Code and datasets are available at https://github.com/noahhaber/Hypothesaurus/
Results and data
The current version of the Hypothesaurus contains 1,181 exposures, 1,012 outcomes, and 402 linking phrases, yielding 482,849,488 hypotheses. A random sample of 20 appears below:

The full Hypothesaurus is available in compressed format as a .rar file (the official compression format of Hypothesaurus), containing an .RData file with a data frame consisting of the full Hypothesaurus.

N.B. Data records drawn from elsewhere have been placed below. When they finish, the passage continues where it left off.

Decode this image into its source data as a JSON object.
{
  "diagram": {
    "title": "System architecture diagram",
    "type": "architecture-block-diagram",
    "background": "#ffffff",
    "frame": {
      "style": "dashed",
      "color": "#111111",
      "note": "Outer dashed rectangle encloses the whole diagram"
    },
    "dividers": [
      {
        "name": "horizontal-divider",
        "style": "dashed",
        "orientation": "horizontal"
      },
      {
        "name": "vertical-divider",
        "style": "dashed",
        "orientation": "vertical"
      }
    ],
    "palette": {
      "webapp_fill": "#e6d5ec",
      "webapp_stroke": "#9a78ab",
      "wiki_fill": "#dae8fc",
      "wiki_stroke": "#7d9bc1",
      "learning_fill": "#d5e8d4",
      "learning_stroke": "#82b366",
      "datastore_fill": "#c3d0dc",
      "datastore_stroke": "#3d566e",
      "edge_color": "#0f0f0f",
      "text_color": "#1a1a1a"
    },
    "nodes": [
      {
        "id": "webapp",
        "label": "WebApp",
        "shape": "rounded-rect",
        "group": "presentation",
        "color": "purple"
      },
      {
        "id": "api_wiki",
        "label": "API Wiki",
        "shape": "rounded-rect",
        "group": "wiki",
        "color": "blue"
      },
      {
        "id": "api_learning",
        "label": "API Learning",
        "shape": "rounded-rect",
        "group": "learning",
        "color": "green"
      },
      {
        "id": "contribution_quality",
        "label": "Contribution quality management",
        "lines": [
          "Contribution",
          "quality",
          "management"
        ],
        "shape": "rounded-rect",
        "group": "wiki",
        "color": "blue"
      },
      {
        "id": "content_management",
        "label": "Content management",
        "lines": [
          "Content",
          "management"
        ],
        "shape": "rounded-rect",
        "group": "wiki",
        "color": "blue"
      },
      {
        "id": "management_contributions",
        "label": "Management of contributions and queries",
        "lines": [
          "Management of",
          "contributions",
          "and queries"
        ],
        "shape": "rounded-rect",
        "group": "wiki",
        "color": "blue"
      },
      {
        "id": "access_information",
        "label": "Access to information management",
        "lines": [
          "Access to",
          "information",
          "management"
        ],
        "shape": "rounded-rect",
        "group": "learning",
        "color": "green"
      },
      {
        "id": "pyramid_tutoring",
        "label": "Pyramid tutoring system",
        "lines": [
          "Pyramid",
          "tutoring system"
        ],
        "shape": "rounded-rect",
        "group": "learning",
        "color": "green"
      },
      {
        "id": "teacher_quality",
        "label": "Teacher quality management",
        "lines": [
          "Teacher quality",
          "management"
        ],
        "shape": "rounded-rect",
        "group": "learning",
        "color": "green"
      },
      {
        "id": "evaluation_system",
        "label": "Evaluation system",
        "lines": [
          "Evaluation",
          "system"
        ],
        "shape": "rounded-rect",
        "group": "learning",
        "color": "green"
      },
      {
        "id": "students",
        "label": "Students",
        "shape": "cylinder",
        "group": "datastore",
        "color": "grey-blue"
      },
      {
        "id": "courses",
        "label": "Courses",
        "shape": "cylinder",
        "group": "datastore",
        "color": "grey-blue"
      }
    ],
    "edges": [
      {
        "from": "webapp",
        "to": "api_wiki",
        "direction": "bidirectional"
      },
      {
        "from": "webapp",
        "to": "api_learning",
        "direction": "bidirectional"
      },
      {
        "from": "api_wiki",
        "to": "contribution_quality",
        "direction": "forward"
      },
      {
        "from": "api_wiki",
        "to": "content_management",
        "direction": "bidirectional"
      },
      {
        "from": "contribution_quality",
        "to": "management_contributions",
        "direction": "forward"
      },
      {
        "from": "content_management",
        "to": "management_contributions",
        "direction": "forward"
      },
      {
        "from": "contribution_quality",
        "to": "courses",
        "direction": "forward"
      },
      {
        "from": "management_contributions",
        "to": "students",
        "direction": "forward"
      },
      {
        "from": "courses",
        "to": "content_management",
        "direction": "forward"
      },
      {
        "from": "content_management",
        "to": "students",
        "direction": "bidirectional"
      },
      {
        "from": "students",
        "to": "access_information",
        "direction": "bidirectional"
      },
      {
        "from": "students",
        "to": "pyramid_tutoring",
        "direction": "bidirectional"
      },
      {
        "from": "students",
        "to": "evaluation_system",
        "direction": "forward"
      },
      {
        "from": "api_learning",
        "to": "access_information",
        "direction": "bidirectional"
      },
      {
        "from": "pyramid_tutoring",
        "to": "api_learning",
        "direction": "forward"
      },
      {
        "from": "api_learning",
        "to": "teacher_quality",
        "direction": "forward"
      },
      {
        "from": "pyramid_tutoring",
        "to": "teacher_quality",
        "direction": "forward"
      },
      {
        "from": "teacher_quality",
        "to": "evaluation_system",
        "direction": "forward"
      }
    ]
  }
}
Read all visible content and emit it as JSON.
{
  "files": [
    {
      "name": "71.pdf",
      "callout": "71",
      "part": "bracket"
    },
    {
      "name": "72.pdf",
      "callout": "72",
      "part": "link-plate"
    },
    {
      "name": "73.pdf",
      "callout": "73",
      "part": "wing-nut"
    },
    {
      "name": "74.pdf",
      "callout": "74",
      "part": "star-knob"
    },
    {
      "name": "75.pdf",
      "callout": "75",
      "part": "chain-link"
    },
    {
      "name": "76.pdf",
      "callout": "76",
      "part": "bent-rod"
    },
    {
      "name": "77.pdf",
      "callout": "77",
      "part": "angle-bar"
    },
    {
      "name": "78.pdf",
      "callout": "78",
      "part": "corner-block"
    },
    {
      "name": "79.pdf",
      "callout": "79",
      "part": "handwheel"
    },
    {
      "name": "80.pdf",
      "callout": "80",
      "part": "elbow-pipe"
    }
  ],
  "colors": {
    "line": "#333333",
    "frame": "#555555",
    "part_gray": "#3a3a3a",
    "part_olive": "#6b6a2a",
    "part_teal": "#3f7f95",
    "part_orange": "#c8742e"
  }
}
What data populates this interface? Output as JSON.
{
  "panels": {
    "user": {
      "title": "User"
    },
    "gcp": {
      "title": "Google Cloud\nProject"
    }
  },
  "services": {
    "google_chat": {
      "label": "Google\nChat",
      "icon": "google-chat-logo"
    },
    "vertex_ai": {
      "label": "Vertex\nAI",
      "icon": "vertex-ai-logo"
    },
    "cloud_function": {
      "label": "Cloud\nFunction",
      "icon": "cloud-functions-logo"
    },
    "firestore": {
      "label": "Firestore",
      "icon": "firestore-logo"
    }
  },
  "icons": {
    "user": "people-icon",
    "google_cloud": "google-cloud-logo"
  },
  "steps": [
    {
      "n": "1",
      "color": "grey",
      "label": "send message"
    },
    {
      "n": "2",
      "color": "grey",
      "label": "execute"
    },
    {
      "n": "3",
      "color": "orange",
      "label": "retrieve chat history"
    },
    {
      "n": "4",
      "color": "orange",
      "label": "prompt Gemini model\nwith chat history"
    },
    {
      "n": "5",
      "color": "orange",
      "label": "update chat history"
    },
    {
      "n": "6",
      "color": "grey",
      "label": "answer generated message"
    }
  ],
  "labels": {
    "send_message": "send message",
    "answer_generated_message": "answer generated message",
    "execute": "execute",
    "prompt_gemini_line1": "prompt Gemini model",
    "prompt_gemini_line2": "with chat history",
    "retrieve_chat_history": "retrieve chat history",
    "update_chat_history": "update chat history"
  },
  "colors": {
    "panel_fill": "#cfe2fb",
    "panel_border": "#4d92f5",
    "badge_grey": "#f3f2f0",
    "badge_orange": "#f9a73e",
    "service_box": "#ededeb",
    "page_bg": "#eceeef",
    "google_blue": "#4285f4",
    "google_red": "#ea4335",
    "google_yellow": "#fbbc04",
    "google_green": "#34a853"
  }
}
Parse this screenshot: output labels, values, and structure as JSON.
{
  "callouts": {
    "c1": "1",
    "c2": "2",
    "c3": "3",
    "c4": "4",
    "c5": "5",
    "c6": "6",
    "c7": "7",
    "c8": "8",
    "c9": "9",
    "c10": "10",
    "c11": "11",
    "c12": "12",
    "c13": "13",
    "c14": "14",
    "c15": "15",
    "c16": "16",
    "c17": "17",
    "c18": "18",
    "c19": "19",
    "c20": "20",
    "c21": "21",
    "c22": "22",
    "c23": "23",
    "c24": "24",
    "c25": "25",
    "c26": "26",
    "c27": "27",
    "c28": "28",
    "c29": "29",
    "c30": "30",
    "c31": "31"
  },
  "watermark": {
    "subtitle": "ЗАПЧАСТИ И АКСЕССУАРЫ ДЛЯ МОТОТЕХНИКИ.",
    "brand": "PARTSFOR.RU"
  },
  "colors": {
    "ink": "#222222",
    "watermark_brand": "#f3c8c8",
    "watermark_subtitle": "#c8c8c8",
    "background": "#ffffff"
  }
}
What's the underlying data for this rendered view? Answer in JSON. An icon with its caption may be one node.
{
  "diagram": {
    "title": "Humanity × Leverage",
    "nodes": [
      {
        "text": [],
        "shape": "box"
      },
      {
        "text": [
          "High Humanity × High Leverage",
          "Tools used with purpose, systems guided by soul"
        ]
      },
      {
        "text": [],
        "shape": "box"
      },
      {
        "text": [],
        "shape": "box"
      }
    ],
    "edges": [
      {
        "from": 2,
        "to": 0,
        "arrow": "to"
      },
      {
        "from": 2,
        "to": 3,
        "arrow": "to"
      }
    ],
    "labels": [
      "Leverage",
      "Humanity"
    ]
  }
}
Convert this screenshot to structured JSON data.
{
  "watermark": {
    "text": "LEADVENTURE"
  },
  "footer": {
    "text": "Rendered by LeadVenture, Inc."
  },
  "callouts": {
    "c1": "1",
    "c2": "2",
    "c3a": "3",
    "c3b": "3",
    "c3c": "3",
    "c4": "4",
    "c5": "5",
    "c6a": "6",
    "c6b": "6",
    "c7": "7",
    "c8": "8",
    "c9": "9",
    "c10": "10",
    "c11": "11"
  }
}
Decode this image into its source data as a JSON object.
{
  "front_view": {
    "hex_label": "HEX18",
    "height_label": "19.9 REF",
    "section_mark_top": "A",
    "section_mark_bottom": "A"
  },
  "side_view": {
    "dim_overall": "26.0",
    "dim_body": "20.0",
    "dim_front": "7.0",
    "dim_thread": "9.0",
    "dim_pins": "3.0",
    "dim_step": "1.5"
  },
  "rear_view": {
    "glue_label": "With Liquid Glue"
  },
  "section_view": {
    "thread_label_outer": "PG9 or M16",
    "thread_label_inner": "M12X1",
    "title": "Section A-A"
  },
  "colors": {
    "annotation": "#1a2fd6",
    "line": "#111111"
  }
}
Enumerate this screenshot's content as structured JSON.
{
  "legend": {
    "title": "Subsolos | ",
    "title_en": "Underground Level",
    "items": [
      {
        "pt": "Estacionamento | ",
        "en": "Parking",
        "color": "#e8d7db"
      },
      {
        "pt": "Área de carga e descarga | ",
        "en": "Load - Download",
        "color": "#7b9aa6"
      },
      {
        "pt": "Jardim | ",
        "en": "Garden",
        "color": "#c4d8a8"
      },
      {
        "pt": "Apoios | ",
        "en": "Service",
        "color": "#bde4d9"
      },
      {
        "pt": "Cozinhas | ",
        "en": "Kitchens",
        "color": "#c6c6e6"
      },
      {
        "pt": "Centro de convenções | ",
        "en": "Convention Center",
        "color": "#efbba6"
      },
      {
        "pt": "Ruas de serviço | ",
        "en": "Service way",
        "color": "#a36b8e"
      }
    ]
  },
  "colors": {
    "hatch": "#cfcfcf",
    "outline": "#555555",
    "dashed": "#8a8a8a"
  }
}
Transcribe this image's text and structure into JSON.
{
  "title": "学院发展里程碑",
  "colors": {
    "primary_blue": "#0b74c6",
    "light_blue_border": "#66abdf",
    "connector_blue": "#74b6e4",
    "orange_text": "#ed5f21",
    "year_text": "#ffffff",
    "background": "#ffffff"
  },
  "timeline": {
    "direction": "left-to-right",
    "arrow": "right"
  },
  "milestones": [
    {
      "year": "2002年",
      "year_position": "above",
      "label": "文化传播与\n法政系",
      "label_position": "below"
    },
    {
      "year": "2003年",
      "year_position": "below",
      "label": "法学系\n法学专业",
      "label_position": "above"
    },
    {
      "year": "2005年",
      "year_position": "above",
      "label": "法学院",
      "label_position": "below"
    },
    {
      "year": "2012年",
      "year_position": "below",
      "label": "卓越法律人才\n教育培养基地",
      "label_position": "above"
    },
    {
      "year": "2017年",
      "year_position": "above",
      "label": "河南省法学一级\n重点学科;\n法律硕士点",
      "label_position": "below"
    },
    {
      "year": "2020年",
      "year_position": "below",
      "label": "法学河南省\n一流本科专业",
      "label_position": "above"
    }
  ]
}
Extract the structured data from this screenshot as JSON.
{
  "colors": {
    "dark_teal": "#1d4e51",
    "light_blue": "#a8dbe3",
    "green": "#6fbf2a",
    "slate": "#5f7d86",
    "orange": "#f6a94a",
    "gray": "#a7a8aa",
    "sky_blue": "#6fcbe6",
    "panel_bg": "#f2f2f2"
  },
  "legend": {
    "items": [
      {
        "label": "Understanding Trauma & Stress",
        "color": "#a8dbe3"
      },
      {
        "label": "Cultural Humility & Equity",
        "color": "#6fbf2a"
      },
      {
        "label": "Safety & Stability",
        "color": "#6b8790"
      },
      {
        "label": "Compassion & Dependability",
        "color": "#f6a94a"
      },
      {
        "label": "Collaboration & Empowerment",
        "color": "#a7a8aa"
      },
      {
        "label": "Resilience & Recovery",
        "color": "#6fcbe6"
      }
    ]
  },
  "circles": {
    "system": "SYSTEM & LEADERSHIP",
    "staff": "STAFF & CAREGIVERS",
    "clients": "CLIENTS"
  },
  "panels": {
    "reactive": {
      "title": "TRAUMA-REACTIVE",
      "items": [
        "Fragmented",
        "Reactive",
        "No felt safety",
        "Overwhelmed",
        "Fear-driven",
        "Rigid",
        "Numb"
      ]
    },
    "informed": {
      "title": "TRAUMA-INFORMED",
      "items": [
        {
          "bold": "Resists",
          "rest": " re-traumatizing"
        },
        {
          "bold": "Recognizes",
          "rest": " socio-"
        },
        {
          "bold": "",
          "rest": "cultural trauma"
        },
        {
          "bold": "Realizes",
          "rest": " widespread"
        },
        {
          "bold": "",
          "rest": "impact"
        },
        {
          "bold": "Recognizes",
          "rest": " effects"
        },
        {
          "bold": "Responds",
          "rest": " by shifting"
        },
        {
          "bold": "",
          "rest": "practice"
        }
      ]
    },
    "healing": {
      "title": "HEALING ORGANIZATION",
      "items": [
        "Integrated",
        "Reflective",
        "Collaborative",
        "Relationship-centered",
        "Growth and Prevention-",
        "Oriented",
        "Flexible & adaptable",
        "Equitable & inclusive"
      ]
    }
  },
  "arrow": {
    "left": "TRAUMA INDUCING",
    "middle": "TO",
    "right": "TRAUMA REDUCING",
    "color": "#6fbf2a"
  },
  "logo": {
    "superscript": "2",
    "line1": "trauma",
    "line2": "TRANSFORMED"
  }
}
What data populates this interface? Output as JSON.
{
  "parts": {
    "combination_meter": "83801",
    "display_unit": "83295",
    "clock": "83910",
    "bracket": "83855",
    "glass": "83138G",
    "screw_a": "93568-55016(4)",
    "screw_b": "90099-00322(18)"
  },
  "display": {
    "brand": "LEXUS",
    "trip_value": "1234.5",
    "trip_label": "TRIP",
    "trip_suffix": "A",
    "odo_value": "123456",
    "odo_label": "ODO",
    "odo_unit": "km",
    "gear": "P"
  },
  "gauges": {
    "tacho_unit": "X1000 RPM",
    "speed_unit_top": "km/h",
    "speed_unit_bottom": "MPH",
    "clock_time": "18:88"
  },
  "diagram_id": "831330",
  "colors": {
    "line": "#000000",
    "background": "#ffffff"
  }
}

The dataset is available here.
Discussion
This work generated and documented over 480 million hypotheses related to human health. Now that this work is done, there is no need to do more hypothesis generation, excepting adding more exposures, outcomes, and linking concepts to this list. We can now do the real work and examine useful evaluations and tests of these relationships, particularly where causality and causal inference are a necessary requisite for being useful.
Works cited
Philip Cole. The Hypothesis Generating Machine. Epidemiology: May 1993 – Volume 4 – Issue 3 – p 271-273
Noah A Haber, Sarah E Wieten, Julia M Rohrer, Onyebuchi A Arah, Peter W G Tennant, Elizabeth A Stuart, Eleanor J Murray, Sophie Pilleron, Sze Tung Lam, Emily Riederer, Sarah Jane Howcutt, Alison E Simmons, Clémence Leyrat, Philipp Schoenegger, Anna Booman, Mi-Suk Kang Dufour, Ashley L O’Donoghue, Rebekah Baglini, Stefanie Do, Mari De La Rosa Takashima, Thomas Rhys Evans, Daloha Rodriguez-Molina, Taym M Alsalti, Daniel J Dunleavy, Gideon Meyerowitz-Katz, Alberto Antonietti, Jose A Calvache, Mark J Kelson, Meg G Salvia, Camila Olarte Parra, Saman Khalatbari-Soltani, Taylor McLinden, Arthur Chatton, Jessie Seiler, Andreea Steriu, Talal S Alshihayb, Sarah E Twardowski, Julia Dabravolskaj, Eric Au, Rachel A Hoopsick, Shashank Suresh, Nicholas Judd, Sebastián Peña, Cathrine Axfors, Palwasha Khan, Ariadne E Rivera Aguirre, Nnaemeka U Odo, Ian Schmid, Matthew P Fox, Causal and Associational Language in Observational Health Research: A Systematic Evaluation, American Journal of Epidemiology, 2022;, kwac137, https://doi.org/10.1093/aje/kwac137
Acknowledgements
This work uses the data from a very real and serious effort by nearly 50 coauthors involved in the causal language study linked above. In addition to the coauthors (Sarah E Wieten, Julia M Rohrer, Onyebuchi A Arah, Peter W G Tennant, Elizabeth A Stuart, Eleanor J Murray, Sophie Pilleron, Sze Tung Lam, Emily Riederer, Sarah Jane Howcutt, Alison E Simmons, Clémence Leyrat, Philipp Schoenegger, Anna Booman, Mi-Suk Kang Dufour, Ashley L O’Donoghue, Rebekah Baglini, Stefanie Do, Mari De La Rosa Takashima, Thomas Rhys Evans, Daloha Rodriguez-Molina, Taym M Alsalti, Daniel J Dunleavy, Gideon Meyerowitz-Katz, Alberto Antonietti, Jose A Calvache, Mark J Kelson, Meg G Salvia, Camila Olarte Parra, Saman Khalatbari-Soltani, Taylor McLinden, Arthur Chatton, Jessie Seiler, Andreea Steriu, Talal S Alshihayb, Sarah E Twardowski, Julia Dabravolskaj, Eric Au, Rachel A Hoopsick, Shashank Suresh, Nicholas Judd, Sebastián Peña, Cathrine Axfors, Palwasha Khan, Ariadne E Rivera Aguirre, Nnaemeka U Odo, Ian Schmid, Matthew P Fox) this effort involved many many contributions from others across the globe.
Blame
This is mostly Dr. Darren Dahly’s fault.